Ryan Abernathey is an assistant professor of Earth and environmental science at Columbia University and Lamont Doherty Earth Observatory. Ryan is a physical oceanographer who studies the large-scale ocean circulation and its relationship with Earth’s climate. High-resolution numerical modeling and satellite remote sensing are key tools in this research, which has led to an interest in high-performance computing and big data. Previously, he held a postdoc at Scripps Institution of Oceanography. In 2016, Ryan was awarded an Alfred P. Sloan Research Fellowship in ocean sciences and an NSF CAREER award for a project entitled “Evolution of Mesoscale Turbulence in a Changing Climate” and received a NASA New Investigator Award in 2013. He is an active participant in and advocate for open source software, open data, and reproducible science. He holds a PhD from MIT and a BA from Middlebury College.

Photo of Yuvi Panda

Yuvi Panda

Data Science Education Program (UC Berkeley)
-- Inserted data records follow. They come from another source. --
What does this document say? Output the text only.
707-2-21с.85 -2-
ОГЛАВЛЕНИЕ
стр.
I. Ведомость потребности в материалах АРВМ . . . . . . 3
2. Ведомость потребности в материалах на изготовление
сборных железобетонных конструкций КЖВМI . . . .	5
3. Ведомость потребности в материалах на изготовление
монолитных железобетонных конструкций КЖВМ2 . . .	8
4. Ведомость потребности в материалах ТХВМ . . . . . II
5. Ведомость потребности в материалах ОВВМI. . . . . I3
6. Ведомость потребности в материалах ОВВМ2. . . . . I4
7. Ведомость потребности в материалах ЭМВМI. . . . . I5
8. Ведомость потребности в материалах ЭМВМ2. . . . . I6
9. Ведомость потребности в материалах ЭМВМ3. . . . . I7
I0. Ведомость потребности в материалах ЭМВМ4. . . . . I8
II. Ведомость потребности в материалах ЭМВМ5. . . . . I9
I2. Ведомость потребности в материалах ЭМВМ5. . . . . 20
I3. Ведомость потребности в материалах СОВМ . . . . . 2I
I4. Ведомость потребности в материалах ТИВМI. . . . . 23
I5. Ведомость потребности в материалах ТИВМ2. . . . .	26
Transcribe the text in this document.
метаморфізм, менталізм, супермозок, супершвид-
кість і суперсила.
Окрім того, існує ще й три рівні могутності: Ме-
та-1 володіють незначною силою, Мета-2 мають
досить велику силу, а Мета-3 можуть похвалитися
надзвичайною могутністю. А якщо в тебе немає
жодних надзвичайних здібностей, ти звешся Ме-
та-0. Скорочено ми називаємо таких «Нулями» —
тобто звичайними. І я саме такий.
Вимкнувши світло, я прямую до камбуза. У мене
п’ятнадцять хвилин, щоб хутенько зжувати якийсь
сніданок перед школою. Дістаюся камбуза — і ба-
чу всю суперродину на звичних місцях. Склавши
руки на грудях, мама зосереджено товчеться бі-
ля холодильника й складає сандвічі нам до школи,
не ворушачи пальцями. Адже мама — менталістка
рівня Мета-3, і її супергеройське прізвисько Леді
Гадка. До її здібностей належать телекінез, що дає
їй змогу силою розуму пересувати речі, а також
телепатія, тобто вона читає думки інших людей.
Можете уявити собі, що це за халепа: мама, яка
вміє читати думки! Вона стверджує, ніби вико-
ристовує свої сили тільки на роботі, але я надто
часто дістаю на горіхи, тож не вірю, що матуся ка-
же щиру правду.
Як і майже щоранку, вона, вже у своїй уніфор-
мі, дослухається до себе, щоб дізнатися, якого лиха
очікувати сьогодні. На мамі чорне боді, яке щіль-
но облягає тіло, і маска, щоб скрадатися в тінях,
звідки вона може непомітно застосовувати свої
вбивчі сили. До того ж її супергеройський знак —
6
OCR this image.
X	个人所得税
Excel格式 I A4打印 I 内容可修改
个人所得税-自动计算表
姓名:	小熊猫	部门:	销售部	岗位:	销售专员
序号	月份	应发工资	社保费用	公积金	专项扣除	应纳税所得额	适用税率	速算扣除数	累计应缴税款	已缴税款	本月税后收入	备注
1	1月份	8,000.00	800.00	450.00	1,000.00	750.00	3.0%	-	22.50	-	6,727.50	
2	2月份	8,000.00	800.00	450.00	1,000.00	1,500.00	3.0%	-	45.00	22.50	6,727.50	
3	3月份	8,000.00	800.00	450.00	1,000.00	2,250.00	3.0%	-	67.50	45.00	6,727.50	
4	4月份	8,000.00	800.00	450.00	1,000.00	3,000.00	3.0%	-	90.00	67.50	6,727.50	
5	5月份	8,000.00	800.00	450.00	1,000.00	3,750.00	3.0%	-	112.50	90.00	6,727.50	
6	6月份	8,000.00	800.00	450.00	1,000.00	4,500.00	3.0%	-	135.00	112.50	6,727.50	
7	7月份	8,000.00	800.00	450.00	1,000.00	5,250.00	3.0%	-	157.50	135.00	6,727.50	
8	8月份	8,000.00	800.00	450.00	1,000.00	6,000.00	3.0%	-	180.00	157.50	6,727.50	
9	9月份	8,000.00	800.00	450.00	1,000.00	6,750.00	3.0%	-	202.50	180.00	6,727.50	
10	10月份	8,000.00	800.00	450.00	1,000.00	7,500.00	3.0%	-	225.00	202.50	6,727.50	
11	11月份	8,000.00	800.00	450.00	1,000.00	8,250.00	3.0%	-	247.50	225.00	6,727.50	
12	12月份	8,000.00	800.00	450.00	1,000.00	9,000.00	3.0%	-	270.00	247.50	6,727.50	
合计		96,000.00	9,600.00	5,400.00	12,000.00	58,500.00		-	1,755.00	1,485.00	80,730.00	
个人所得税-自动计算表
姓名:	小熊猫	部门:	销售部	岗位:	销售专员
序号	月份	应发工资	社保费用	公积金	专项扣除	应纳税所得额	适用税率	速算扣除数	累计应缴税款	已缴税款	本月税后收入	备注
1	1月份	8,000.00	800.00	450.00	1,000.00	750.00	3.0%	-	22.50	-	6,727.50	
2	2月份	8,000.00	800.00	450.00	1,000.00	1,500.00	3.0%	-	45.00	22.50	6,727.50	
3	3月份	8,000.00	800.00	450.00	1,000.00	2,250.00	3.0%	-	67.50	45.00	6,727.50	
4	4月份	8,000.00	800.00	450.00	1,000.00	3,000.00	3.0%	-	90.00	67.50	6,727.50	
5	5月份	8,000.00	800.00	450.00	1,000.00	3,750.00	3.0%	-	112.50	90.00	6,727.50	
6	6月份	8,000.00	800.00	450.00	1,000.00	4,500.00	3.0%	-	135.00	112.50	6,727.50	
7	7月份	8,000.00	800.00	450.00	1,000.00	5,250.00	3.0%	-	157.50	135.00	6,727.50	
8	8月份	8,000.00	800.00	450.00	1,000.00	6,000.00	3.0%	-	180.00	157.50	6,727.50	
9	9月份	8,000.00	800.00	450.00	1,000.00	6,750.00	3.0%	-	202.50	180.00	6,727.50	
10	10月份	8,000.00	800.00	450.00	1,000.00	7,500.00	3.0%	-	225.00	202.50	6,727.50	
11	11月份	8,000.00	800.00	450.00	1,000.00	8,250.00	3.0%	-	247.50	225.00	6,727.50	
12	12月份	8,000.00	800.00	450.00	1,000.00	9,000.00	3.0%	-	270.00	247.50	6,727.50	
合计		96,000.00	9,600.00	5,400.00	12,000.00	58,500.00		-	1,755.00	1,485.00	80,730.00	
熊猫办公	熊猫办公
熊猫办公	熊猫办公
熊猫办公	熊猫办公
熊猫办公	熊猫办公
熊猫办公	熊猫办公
Yuvi Panda is infrastructure lead for the Data Science Education Program at UC Berkeley, where he works on scaling JupyterHub for use by thousands of students. A programmer and DevOps engineer, he wants to make it easy for people who don’t traditionally consider themselves programmers to do things with code and builds tools (Quarry, PAWS, etc.) to sidestep the list of historical accidents that constitute the “command-line tax” that people have to pay before doing productive things with computing. He’s a core member of the JupyterHub team and works on mybinder.org as well. Yuvi is also a Wikimedian, since you can check out of Wikimedia, but you can never leave.